Just the latest little straw for Gillard's Labor colleagues
Labor MP Kevin Rudd during Question Time at Parliament House in Canberra on Tuesday. Photo: Alex Ellinghausen
Prime Minister Julia Gillard has told us all that we are going to court for a political divorce but don't worry, it is on September 14 and between now and then we will just get along in bliss as the air of speculation to the tenor of our relationship has been cleared.
Well, Prime Minister, do not be surprised if the whole nation just skips down the road to have a tea-and-biscuits chat with their solicitor as they await this purgative event. Do not be surprised if your colleagues take this as the latest little straw that ultimately breaks their confidence.
The only way that Labor can now change the election date is if they change their leader. For many in Labor who are about to lose their seat and salary, that is a live possibility. The current discussion by Gillard is incredible. Don't worry about ministers leaving, that's normal; don't worry about Craig Thomson, these things happen; don't worry that we are $262 billion in gross debt, that's under control; don't worry about the little fire at the back of the plane, it helps keeps the passengers warm.
Meanwhile, above the Mad Hatter's tea party is the recently smiling Kevin Cat. In the past couple of weeks the former elected prime minister and current backbencher had the unfortunate luck of being photographed for the front page of The Courier-Mail in new gloves, business shirt, new RMs and a chainsaw that looked like it was more suited for roses than flood debris.
Mr Rudd is from Queensland and he is coming to help Julia get through these difficult times; no, don't look at me like that, it's true! I saw him in the press conference after the ecumenical service stating that he is just interested in being a happy little vegemite and everyone should have a cold shower. Those corroborated reports about key backers stacking up the numbers for a comeback are just malicious gossip. No one should doubt Kevin's loyalty to Julia.
In the meantime, dairy farmers are slowly getting ground out of business. The same politicians who apparently can change the weather and cool the planet cannot apparently put this same omnipotent gift to use stopping exploitation masquerading as dollar-a-litre milk. Maybe the major retailers are more powerful than nature; well they are when you look at Wayne Swan and Gillard's respective responses to both issues.
Small businesses tell all, that the high street is under immense pressure from large retailers and now internet sales from overseas. The interest rates they pay are higher than the comparative rates from the competition that is just down the road at the post office from any country that can send a parcel.
The Prime Minister is correct in that there are so many issues that need to be discussed and we should not be completely overawed by an election campaign. The question is, of course, why did she unnecessarily call the date of the election, thereby naturally starting the campaign? Why is it that in the last week we have seen our debt go up by more than $2 billion, yet this is just par for the course?

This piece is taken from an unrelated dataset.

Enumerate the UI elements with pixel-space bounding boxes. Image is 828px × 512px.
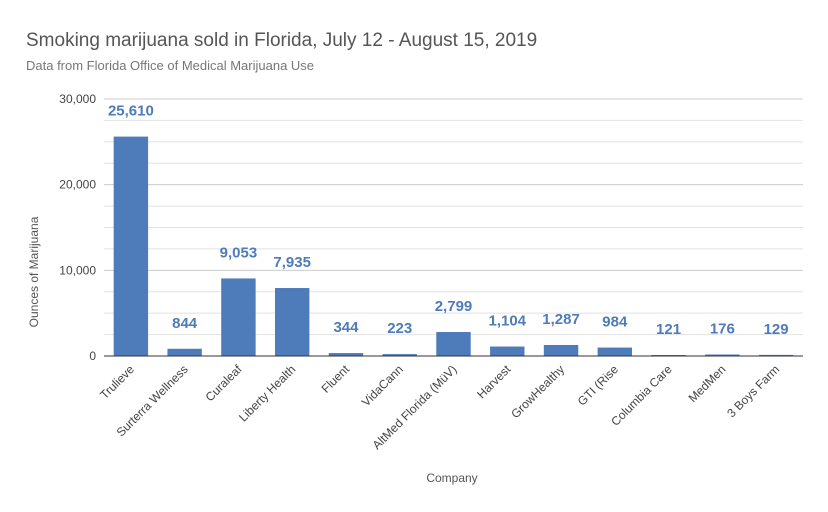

Imagine what damage that would do to Canberra if we cut $2 billion in a week but this Green-Labor-Independent alliance gets us, week by week, deeper and deeper into trouble.
Imagine if the ACT was lumbered with the ''captain's pick'' in the same manner that the Prime Minister whipped out someone who was not even a member of the Labor Party to be the Northern Territory Senate representative. I think the territorians would be ropeable and this paper would be leading with responses. It is so random and nonsensical. It just cannot go on like this.

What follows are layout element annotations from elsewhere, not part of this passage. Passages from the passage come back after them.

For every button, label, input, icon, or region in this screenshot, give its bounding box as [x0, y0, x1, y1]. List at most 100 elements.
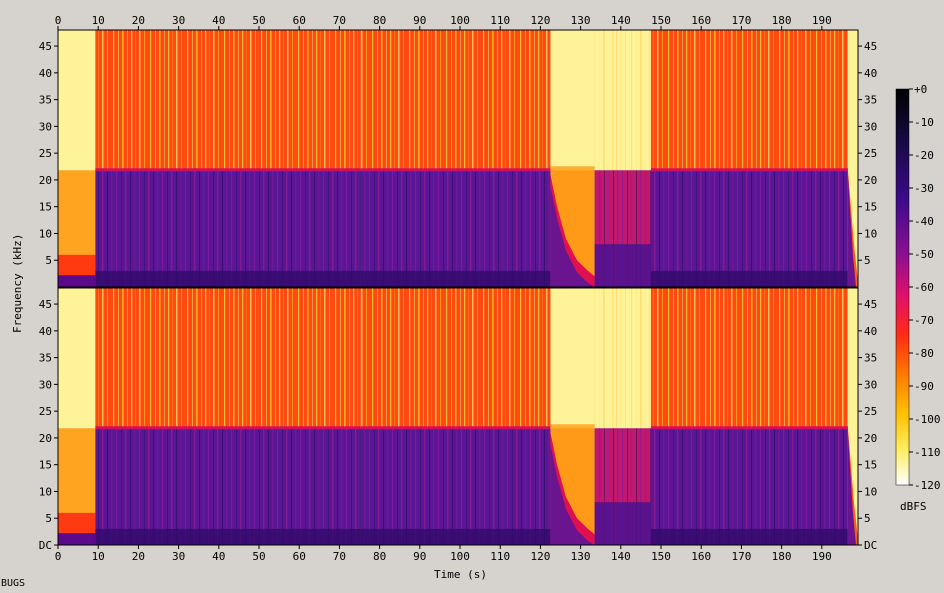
y-tick-label-left: 5	[45, 512, 52, 525]
colorbar: +0 -10 -20 -30 -40 -50 -60 -70 -80 -90 -100 -110 -12…	[895, 83, 941, 513]
segment-quiet	[58, 30, 96, 287]
y-tick-label-right: 45	[864, 40, 877, 53]
y-tick-label-left: 10	[39, 227, 52, 240]
x-tick-label-top: 150	[651, 14, 671, 27]
x-tick-label-bottom: 20	[132, 550, 145, 563]
colorbar-tick-label: -30	[914, 182, 934, 195]
colorbar-tick-label: -20	[914, 149, 934, 162]
x-tick-label-top: 190	[812, 14, 832, 27]
y-tick-label-left: 35	[39, 352, 52, 365]
segment-tail	[847, 30, 858, 287]
x-tick-label-top: 0	[55, 14, 62, 27]
y-tick-label-left: 20	[39, 432, 52, 445]
x-tick-label-bottom: 190	[812, 550, 832, 563]
x-tick-label-bottom: 160	[691, 550, 711, 563]
x-tick-label-bottom: 80	[373, 550, 386, 563]
colorbar-tick-label: -80	[914, 347, 934, 360]
y-tick-label-left: 20	[39, 174, 52, 187]
segment-loud	[95, 30, 361, 287]
x-tick-label-bottom: 90	[413, 550, 426, 563]
y-tick-label-right: 30	[864, 120, 877, 133]
x-tick-label-bottom: 100	[450, 550, 470, 563]
x-tick-label-bottom: 170	[731, 550, 751, 563]
x-tick-label-bottom: 140	[611, 550, 631, 563]
x-tick-label-bottom: 120	[530, 550, 550, 563]
y-tick-label-right: 20	[864, 174, 877, 187]
y-tick-label-left: 30	[39, 378, 52, 391]
x-tick-label-top: 170	[731, 14, 751, 27]
x-tick-label-top: 40	[212, 14, 225, 27]
y-tick-label-left: 25	[39, 147, 52, 160]
y-tick-label-left: 40	[39, 67, 52, 80]
y-tick-label-right: 30	[864, 378, 877, 391]
x-tick-label-top: 20	[132, 14, 145, 27]
y-tick-label-right: 40	[864, 67, 877, 80]
colorbar-tick-label: -120	[914, 479, 941, 492]
x-tick-label-top: 50	[252, 14, 265, 27]
colorbar-tick-label: -50	[914, 248, 934, 261]
y-tick-label-left: 45	[39, 40, 52, 53]
y-tick-label-left: 15	[39, 201, 52, 214]
y-tick-label-right: 35	[864, 94, 877, 107]
segment-loud	[650, 30, 848, 287]
colorbar-tick-label: -90	[914, 380, 934, 393]
y-tick-label-left: 45	[39, 298, 52, 311]
y-tick-label-left: 15	[39, 459, 52, 472]
colorbar-tick-label: -10	[914, 116, 934, 129]
y-tick-label-right: 20	[864, 432, 877, 445]
segment-quiet	[58, 288, 96, 545]
x-tick-label-top: 120	[530, 14, 550, 27]
colorbar-tick-label: -110	[914, 446, 941, 459]
y-tick-label-left: 5	[45, 254, 52, 267]
y-tick-label-left: DC	[39, 539, 52, 552]
x-tick-label-top: 160	[691, 14, 711, 27]
x-tick-label-bottom: 50	[252, 550, 265, 563]
x-tick-label-bottom: 110	[490, 550, 510, 563]
x-tick-label-top: 180	[772, 14, 792, 27]
x-tick-label-bottom: 0	[55, 550, 62, 563]
x-axis-label: Time (s)	[434, 568, 487, 581]
segment-loud	[360, 30, 551, 287]
segment-loud	[360, 288, 551, 545]
y-tick-label-left: 25	[39, 405, 52, 418]
y-tick-label-right: 5	[864, 254, 871, 267]
colorbar-tick-label: -60	[914, 281, 934, 294]
y-tick-label-right: DC	[864, 539, 877, 552]
y-tick-label-left: 40	[39, 325, 52, 338]
y-axis-label: Frequency (kHz)	[11, 234, 24, 333]
y-tick-label-left: 30	[39, 120, 52, 133]
y-tick-label-right: 15	[864, 201, 877, 214]
y-tick-label-right: 45	[864, 298, 877, 311]
segment-fade	[550, 30, 595, 287]
segment-tail	[847, 288, 858, 545]
segment-loud	[95, 288, 361, 545]
x-tick-label-bottom: 150	[651, 550, 671, 563]
x-tick-label-top: 110	[490, 14, 510, 27]
y-tick-label-left: 35	[39, 94, 52, 107]
x-tick-label-bottom: 10	[92, 550, 105, 563]
y-tick-label-right: 10	[864, 227, 877, 240]
y-tick-label-right: 25	[864, 405, 877, 418]
x-tick-label-top: 70	[333, 14, 346, 27]
x-tick-label-top: 10	[92, 14, 105, 27]
colorbar-label: dBFS	[900, 500, 927, 513]
footer-text: BUGS	[1, 578, 26, 589]
spectrogram-channel-2	[57, 287, 859, 546]
colorbar-tick-label: +0	[914, 83, 927, 96]
colorbar-gradient	[895, 88, 910, 486]
x-tick-label-top: 100	[450, 14, 470, 27]
x-tick-label-bottom: 180	[772, 550, 792, 563]
y-tick-label-right: 5	[864, 512, 871, 525]
x-tick-label-top: 140	[611, 14, 631, 27]
x-tick-label-top: 130	[571, 14, 591, 27]
x-tick-label-top: 80	[373, 14, 386, 27]
x-tick-label-bottom: 60	[293, 550, 306, 563]
x-tick-label-top: 90	[413, 14, 426, 27]
y-tick-label-left: 10	[39, 485, 52, 498]
y-tick-label-right: 10	[864, 485, 877, 498]
segment-loud	[650, 288, 848, 545]
spectrogram-channel-1	[57, 29, 859, 288]
x-tick-label-bottom: 40	[212, 550, 225, 563]
y-tick-label-right: 25	[864, 147, 877, 160]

The biggest issue will be to make sure in this Gillard-inspired political year of pandemonium that the people we are truly supposed to serve, the people of Australia, are not forgotten. These people are not big corporations or big unions or high-profile pressure groups or well-financed sectional interests.
These people are individuals, and they want their right to prosper as an individual and as a family with their property and person protected: protected by succinct yet minimal laws that are focused on the right of the individual.
The father with a tinny wants to take his daughter fishing and does not want the government in the boat with him.
Barnaby Joyce is the Nationals' Senate leader and the opposition spokesman for regional development, local government and water.